A Copyright Masquerade: How Corporate Lobbying Threatens Online Freedoms   Due August 2013.

 Key amendment switched at the last minute before the 7 July vote. What kind of law-making is this?

 

Annexe 1, Point 19 amendment to the Authorisation Directive has been deleted and replaced with an alternative text, that paves the way for ISP filtering at the framework level of EU law. 

Annexe 1, Point 19 of the Authorisation Directive  was an amendment which meant that EU governments could place copyright enforcement as a term of doing business for ISPs. In principle, it's a good thing that it has been deleted. What I am concerned about, is  the possible interpretation of the  text that has replaced it.

The deletion was voted through by the Industry, Research and Energy committee (ITRE)  on July 7th.  In its place, there is a new text, which  refers to another amendment  - Article 8 - point 4 - g.

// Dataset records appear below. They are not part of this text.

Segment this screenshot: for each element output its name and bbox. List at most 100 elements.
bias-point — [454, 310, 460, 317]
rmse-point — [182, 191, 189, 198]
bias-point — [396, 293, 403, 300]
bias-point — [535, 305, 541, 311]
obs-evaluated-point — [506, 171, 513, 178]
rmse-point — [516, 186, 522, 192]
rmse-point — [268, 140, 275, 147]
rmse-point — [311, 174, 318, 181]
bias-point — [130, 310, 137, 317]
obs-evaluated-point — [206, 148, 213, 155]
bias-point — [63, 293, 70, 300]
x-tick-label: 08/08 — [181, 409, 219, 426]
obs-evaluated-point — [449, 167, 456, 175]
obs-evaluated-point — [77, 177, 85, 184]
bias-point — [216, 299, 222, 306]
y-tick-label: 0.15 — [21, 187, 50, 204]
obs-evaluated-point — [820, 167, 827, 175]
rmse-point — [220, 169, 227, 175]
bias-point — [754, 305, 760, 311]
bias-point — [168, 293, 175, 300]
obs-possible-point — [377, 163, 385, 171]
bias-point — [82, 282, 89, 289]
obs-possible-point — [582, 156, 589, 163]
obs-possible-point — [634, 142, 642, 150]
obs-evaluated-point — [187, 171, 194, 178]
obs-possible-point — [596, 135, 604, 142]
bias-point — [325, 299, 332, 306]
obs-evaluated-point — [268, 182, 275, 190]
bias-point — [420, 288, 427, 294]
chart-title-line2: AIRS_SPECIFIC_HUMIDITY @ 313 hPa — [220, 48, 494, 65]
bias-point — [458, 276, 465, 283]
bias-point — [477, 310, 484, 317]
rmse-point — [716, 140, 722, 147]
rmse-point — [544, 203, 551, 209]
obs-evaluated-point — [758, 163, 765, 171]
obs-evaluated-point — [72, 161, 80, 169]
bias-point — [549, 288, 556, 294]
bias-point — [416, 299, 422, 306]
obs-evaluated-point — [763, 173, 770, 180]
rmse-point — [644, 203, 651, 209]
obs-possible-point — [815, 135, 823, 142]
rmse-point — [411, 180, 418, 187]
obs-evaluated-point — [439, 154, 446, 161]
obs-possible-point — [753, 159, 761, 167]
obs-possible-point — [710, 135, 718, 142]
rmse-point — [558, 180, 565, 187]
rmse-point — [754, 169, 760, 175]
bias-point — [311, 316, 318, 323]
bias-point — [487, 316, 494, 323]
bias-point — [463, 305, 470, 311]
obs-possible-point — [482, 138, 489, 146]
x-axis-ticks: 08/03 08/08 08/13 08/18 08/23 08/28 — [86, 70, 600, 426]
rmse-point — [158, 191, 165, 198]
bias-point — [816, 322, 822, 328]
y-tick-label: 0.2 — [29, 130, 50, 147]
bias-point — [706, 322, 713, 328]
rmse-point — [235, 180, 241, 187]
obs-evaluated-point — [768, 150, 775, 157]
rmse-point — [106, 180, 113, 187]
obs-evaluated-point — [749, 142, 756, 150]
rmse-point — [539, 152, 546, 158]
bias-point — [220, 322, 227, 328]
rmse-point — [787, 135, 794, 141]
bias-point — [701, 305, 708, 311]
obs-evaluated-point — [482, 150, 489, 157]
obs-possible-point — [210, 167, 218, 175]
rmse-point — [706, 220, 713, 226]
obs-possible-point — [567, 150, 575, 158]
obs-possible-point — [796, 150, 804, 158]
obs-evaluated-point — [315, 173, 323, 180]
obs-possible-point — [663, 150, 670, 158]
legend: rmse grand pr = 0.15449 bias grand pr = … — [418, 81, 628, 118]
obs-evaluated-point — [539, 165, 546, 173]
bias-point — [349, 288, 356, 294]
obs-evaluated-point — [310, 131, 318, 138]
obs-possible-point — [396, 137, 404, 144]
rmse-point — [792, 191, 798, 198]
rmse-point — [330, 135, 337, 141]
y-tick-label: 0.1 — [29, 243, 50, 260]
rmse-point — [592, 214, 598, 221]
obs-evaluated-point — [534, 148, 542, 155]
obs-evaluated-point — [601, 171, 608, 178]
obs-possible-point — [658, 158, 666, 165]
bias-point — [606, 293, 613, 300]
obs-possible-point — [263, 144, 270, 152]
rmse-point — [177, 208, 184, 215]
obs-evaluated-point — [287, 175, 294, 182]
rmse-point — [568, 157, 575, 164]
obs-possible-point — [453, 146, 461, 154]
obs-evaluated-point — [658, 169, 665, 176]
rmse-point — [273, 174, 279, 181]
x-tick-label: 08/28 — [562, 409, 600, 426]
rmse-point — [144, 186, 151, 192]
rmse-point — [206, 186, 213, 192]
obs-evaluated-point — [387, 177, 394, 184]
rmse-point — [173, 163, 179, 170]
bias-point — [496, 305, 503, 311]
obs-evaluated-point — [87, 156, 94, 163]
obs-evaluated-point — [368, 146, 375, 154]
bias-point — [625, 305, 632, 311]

This amendment refers (via another linked amendment)  to co-operation between ISPs and rights-holders.  I have now been able to analyse it, and as I  suspected,  it means


more or less the same thing as the original amendment. It just says it in a roundabout way, instead of saying it directly, as the original one did.

Annexe 1, Point 19 of the Authorisation Directive   was  inserted by the College of Commissioners, with no scrutiny by the Commission Directorate responsible  for this legislation, and was largely overlooked in the discussion before the ITRE vote. This amendment - Point 19a -was not, to my knowledge, discussed as a compromise amendment. It has therefore had no scrutiny whatsoever, by any Parliamentarian.  I found it as Amendment 821 out of 830 amendments in  the ITRE committee report, so it's fair to ask whether it really got the scrutiny it deserved. 

 This is an appalling way to make laws. Amendments, hidden within a long text on a different piece of policy, suddenly switched at the last minute before a vote, in such a fashion that no-one even knows they are there. 

It would be comical, if it wasn't so serious and if it didn't mean the difference between a free or a restricted Internet.